On September 13, 2019 (four days after the Valisure petition) the FDA announced that some ranitidine medicines, including Zantac products, contained NDMA at relatively “low levels” which exceeded the FDA’s approved safety limit.
That same day, Health Canada announced that it was also assessing NDMA in ranitidine—coordinating with the FDA and the European Medicines Agency (“EMA”)—and requested manufacturers stop distributing ranitidine products in Canada until their NDMA levels are found to be safe. Health Canada also announced that many Canadian drug companies were recalling ranitidine products. The European Medicines Agency (EMA) also began an EU-wide review of ranitidine medicines at the request of the European Commission.
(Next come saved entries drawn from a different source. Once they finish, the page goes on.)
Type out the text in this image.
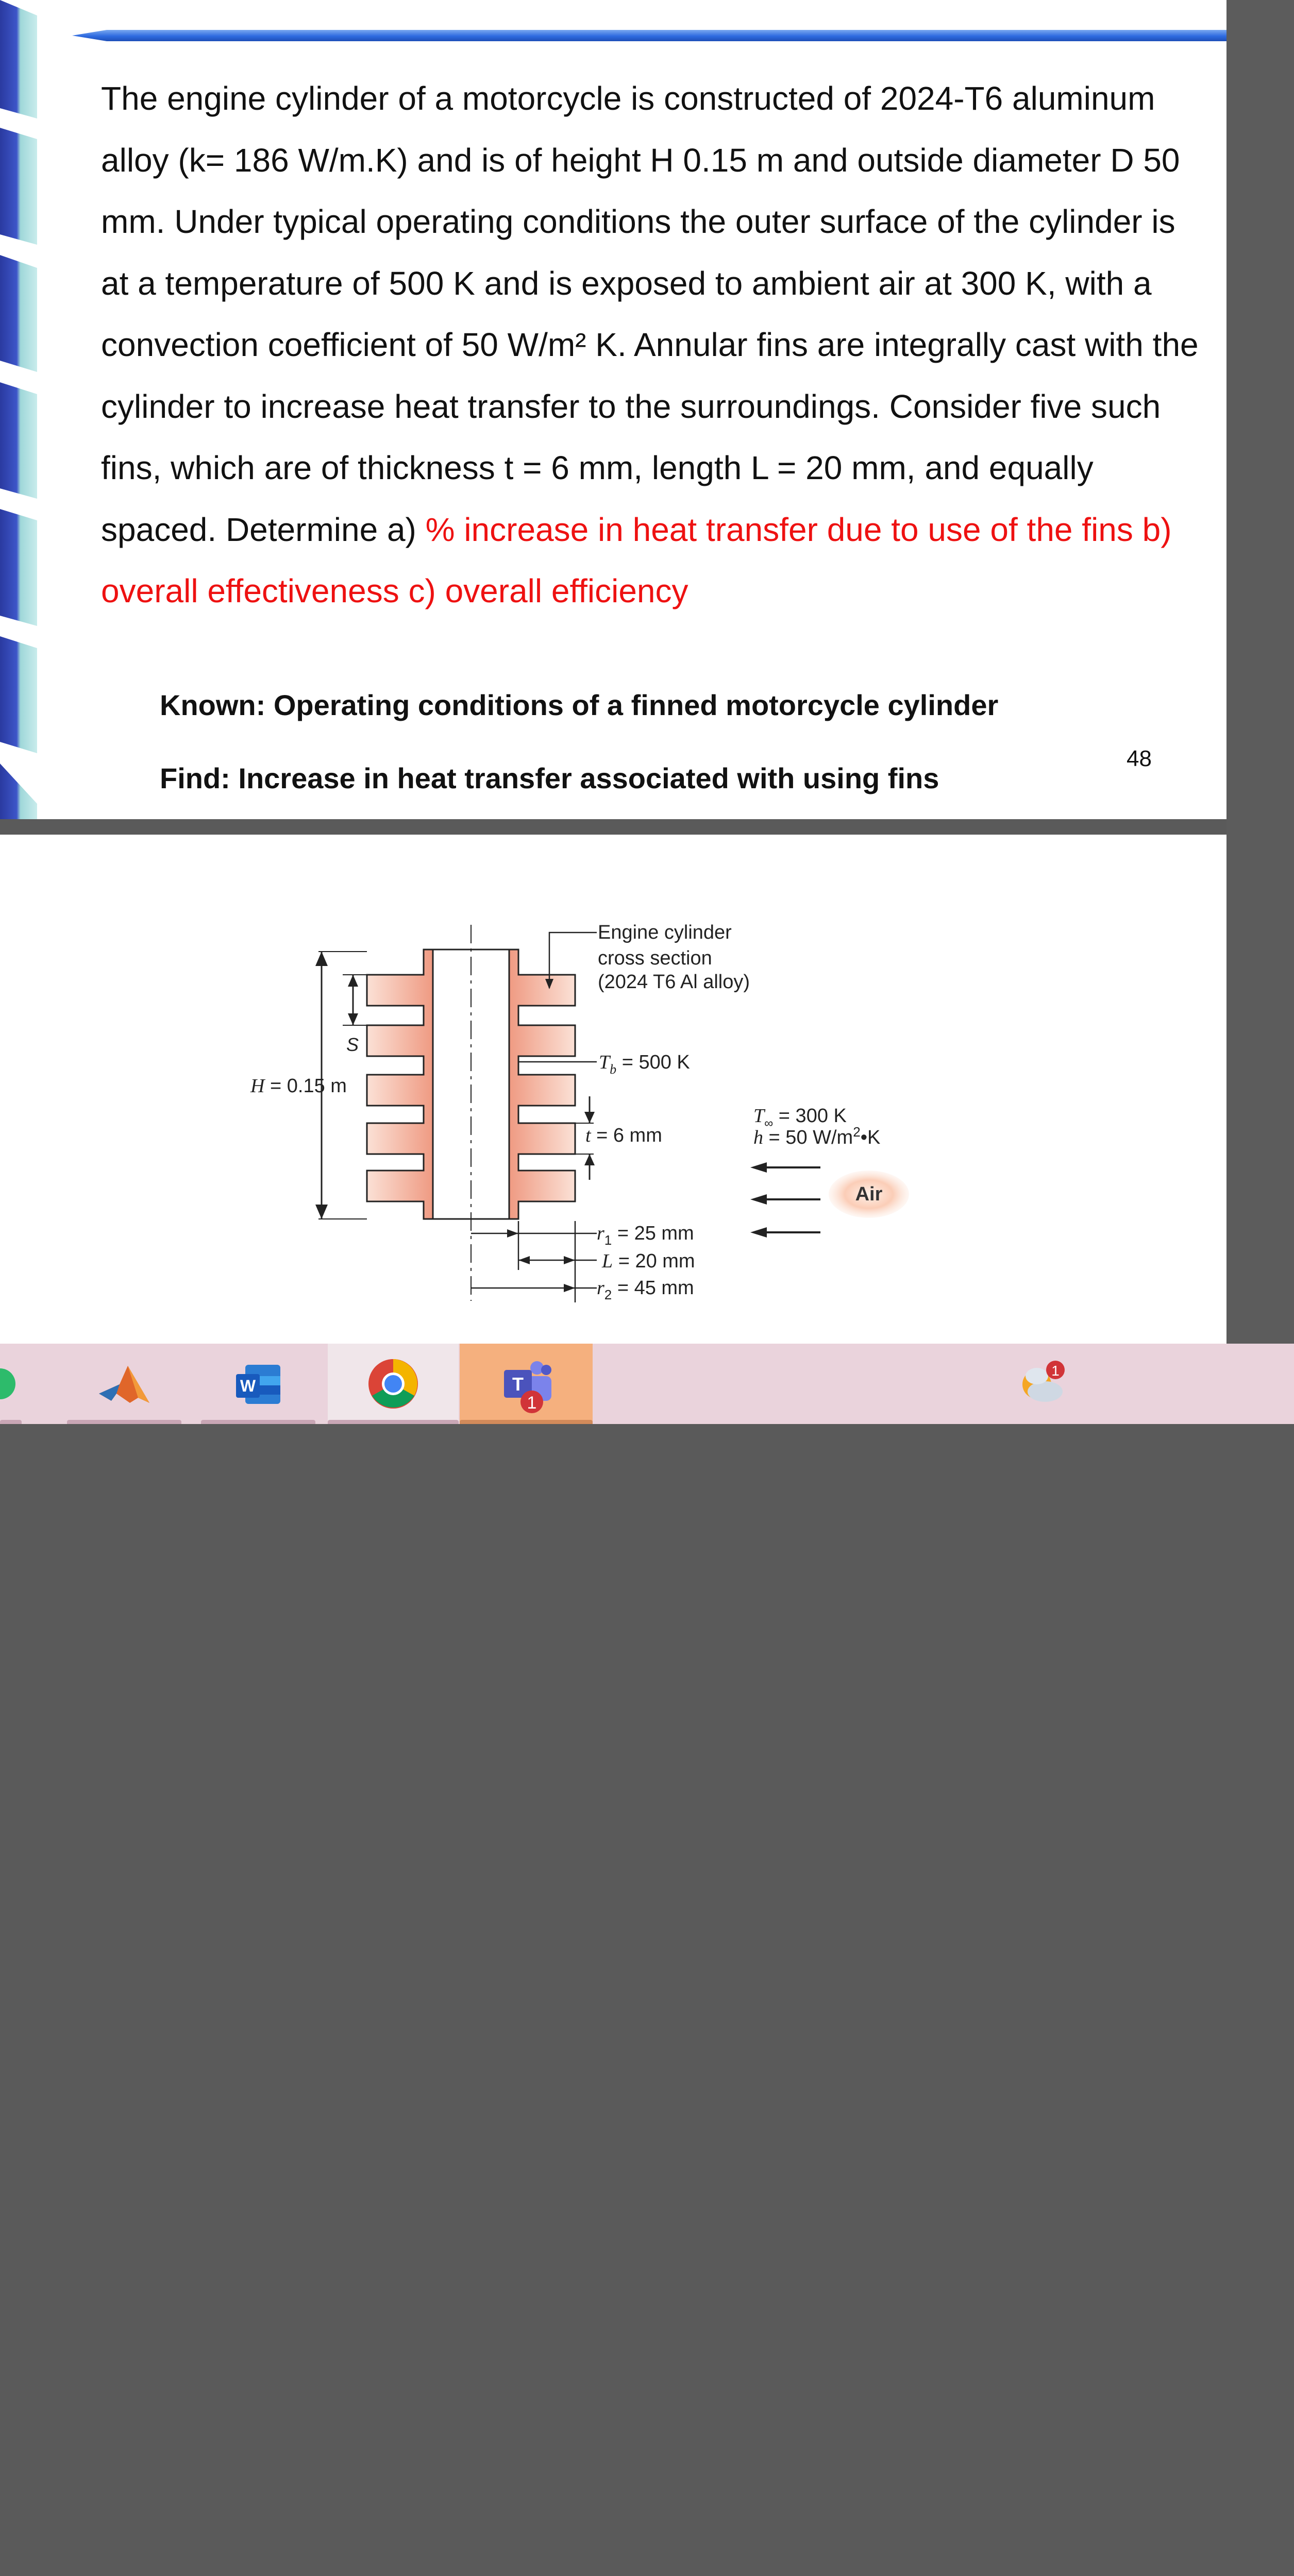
The engine cylinder of a motorcycle is constructed of 2024-T6 aluminum alloy (k= 186 W/m.K) and is of height H 0.15 m and outside diameter D 50 mm. Under typical operating conditions the outer surface of the cylinder is at a temperature of 500 K and is exposed to ambient air at 300 K, with a convection coefficient of 50 W/m² K. Annular fins are integrally cast with the cylinder to increase heat transfer to the surroundings. Consider five such fins, which are of thickness t = 6 mm, length L = 20 mm, and equally spaced. Determine a) % increase in heat transfer due to use of the fins b) overall effectiveness c) overall efficiency

Known: Operating conditions of a finned motorcycle cylinder

Find: Increase in heat transfer associated with using fins

48
H = 0.15 m
S
Engine cylinder
cross section
(2024 T6 Al alloy)
$T_b = 500$ K
t = 6 mm
$T_\infty = 300$ K
h = 50 $W/m^2•K$
Air
$r_1 = 25$ mm
L = 20 mm
$r_2 = 45$ mm
W	T
1
1
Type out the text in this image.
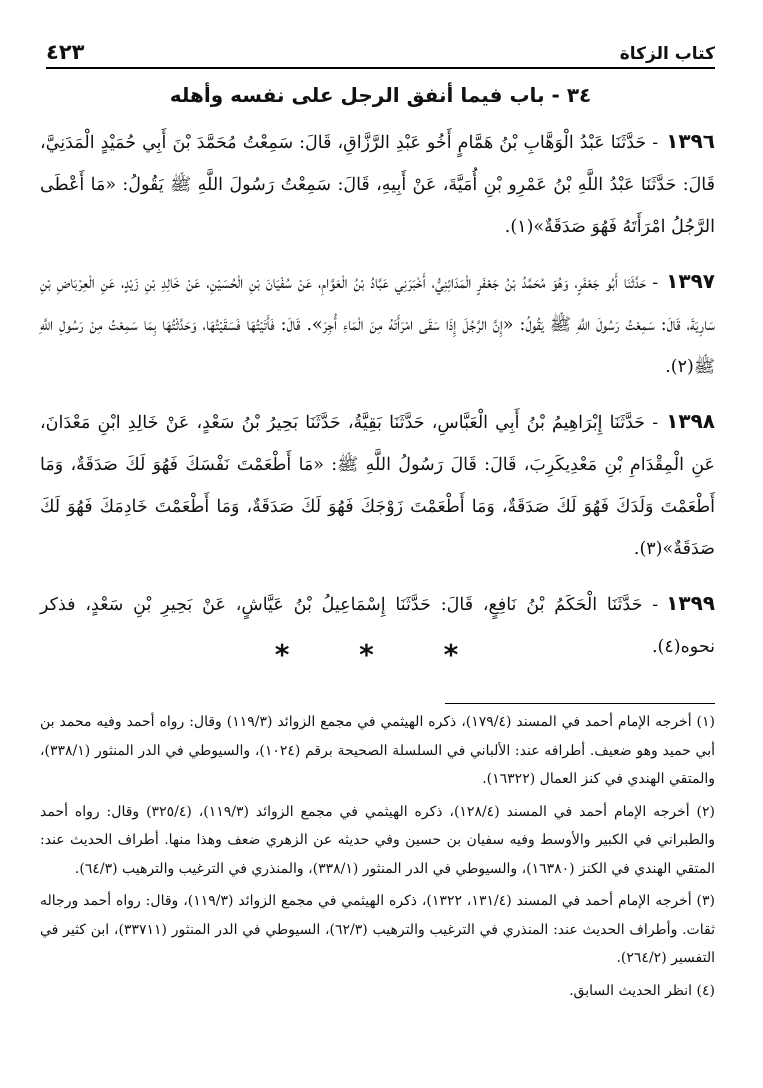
كتاب الزكاة
٤٢٣
٣٤ - باب فيما أنفق الرجل على نفسه وأهله

١٣٩٦- حَدَّثَنَا عَبْدُ الْوَهَّابِ بْنُ هَمَّامٍ أَخُو عَبْدِ الرَّزَّاقِ، قَالَ: سَمِعْتُ مُحَمَّدَ بْنَ أَبِي حُمَيْدٍ الْمَدَنِيَّ، قَالَ: حَدَّثَنَا عَبْدُ اللَّهِ بْنُ عَمْرِو بْنِ أُمَيَّةَ، عَنْ أَبِيهِ، قَالَ: سَمِعْتُ رَسُولَ اللَّهِ ﷺ يَقُولُ: «مَا أَعْطَى الرَّجُلُ امْرَأَتَهُ فَهُوَ صَدَقَةٌ»(١).

١٣٩٧- حَدَّثَنَا أَبُو جَعْفَرٍ، وَهُوَ مُحَمَّدُ بْنُ جَعْفَرٍ الْمَدَائِنِيُّ، أَخْبَرَنِي عَبَّادُ بْنُ الْعَوَّامِ، عَنْ سُفْيَانَ بْنِ الْحُسَيْنِ، عَنْ خَالِدِ بْنِ زَيْدٍ، عَنِ الْعِرْبَاضِ بْنِ سَارِيَةَ، قَالَ: سَمِعْتُ رَسُولَ اللَّهِ ﷺ يَقُولُ: «إِنَّ الرَّجُلَ إِذَا سَقَى امْرَأَتَهُ مِنَ الْمَاءِ أُجِرَ». قَالَ: فَأَتَيْتُهَا فَسَقَيْتُهَا، وَحَدَّثْتُهَا بِمَا سَمِعْتُ مِنْ رَسُولِ اللَّهِ ﷺ(٢).

١٣٩٨- حَدَّثَنَا إِبْرَاهِيمُ بْنُ أَبِي الْعَبَّاسِ، حَدَّثَنَا بَقِيَّةُ، حَدَّثَنَا بَحِيرُ بْنُ سَعْدٍ، عَنْ خَالِدِ ابْنِ مَعْدَانَ، عَنِ الْمِقْدَامِ بْنِ مَعْدِيكَرِبَ، قَالَ: قَالَ رَسُولُ اللَّهِ ﷺ: «مَا أَطْعَمْتَ نَفْسَكَ فَهُوَ لَكَ صَدَقَةٌ، وَمَا أَطْعَمْتَ وَلَدَكَ فَهُوَ لَكَ صَدَقَةٌ، وَمَا أَطْعَمْتَ زَوْجَكَ فَهُوَ لَكَ صَدَقَةٌ، وَمَا أَطْعَمْتَ خَادِمَكَ فَهُوَ لَكَ صَدَقَةٌ»(٣).

١٣٩٩- حَدَّثَنَا الْحَكَمُ بْنُ نَافِعٍ، قَالَ: حَدَّثَنَا إِسْمَاعِيلُ بْنُ عَيَّاشٍ، عَنْ بَحِيرِ بْنِ سَعْدٍ، فذكر نحوه(٤).

* * *

(١) أخرجه الإمام أحمد في المسند (١٧٩/٤)، ذكره الهيثمي في مجمع الزوائد (١١٩/٣) وقال: رواه أحمد وفيه محمد بن أبي حميد وهو ضعيف. أطرافه عند: الألباني في السلسلة الصحيحة برقم (١٠٢٤)، والسيوطي في الدر المنثور (٣٣٨/١)، والمتقي الهندي في كنز العمال (١٦٣٢٢).

(٢) أخرجه الإمام أحمد في المسند (١٢٨/٤)، ذكره الهيثمي في مجمع الزوائد (١١٩/٣)، (٣٢٥/٤) وقال: رواه أحمد والطبراني في الكبير والأوسط وفيه سفيان بن حسين وفي حديثه عن الزهري ضعف وهذا منها. أطراف الحديث عند: المتقي الهندي في الكنز (١٦٣٨٠)، والسيوطي في الدر المنثور (٣٣٨/١)، والمنذري في الترغيب والترهيب (٦٤/٣).

(٣) أخرجه الإمام أحمد في المسند (١٣١/٤، ١٣٢٢)، ذكره الهيثمي في مجمع الزوائد (١١٩/٣)، وقال: رواه أحمد ورجاله ثقات. وأطراف الحديث عند: المنذري في الترغيب والترهيب (٦٢/٣)، السيوطي في الدر المنثور (٣٣٧١١)، ابن كثير في التفسير (٢٦٤/٢).

(٤) انظر الحديث السابق.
Later in September, Sandoz issued a “precautionary distribution stop” of all generic ranitidine medicines. A few days later, Sandoz recalled its ranitidine hydrochloride capsules in the United States. The governing authorities in Italy, Germany and Australia have also recalled certain ranitidine products.
In September 2019, Apotex, Inc. recalled the OTC ranitidine tablets it sold in the United States through Walmart, Rite Aid, and Walgreens. Those three chains plus CVS later pulled Zantac and other ranitidine products from their shelves.
In October 2019, Sanofi, S.A. recalled all OTC Zantac sold in the United States and Canada. Another manufacturer, Perrigo Company plc, issued a worldwide recall of its generic ranitidine products. Dr. Reddy’s Laboratories recalled all ranitidine products it sold in the United States, and Novitium Pharma has recalled all ranitidine hydrochloride capsules it sold in the United States.
In November 2019, Aurobindo Pharma, Amneal Pharmaceuticals, American Health Packaging, Golden State Medical Supply, and Precision Dose all recalled some lots of ranitidine tablets, capsules, and syrup.
In November 2019, the FDA announced that its continued testing had found levels of NDMA in some ranitidine products above what the FDA considers acceptable. The FDA advised companies to recall their ranitidine products if testing shows levels of NDMA above the FDA limit (96 nanograms per day or 0.32 parts per million for ranitidine).
Patients diagnosed with cancer after regularly taking Zantac for years have sued the manufacturers since September 2019 seeking compensation for their injuries. These lawsuits are in their very early stages, so naturally there have been no outcomes announced (verdicts, settlements, or dismissals) in any Zantac lawsuit based on a cancer diagnosis.
For the same reason, there have been no large mass tort settlements involving Zantac and the potential link to cancer. Generally, large groups of cases do not settle until after several “bellwether” cases have been tried to a jury. This allows the manufacturer and the plaintiffs to better understand the impact of the available evidence and the financial risks of continued litigation.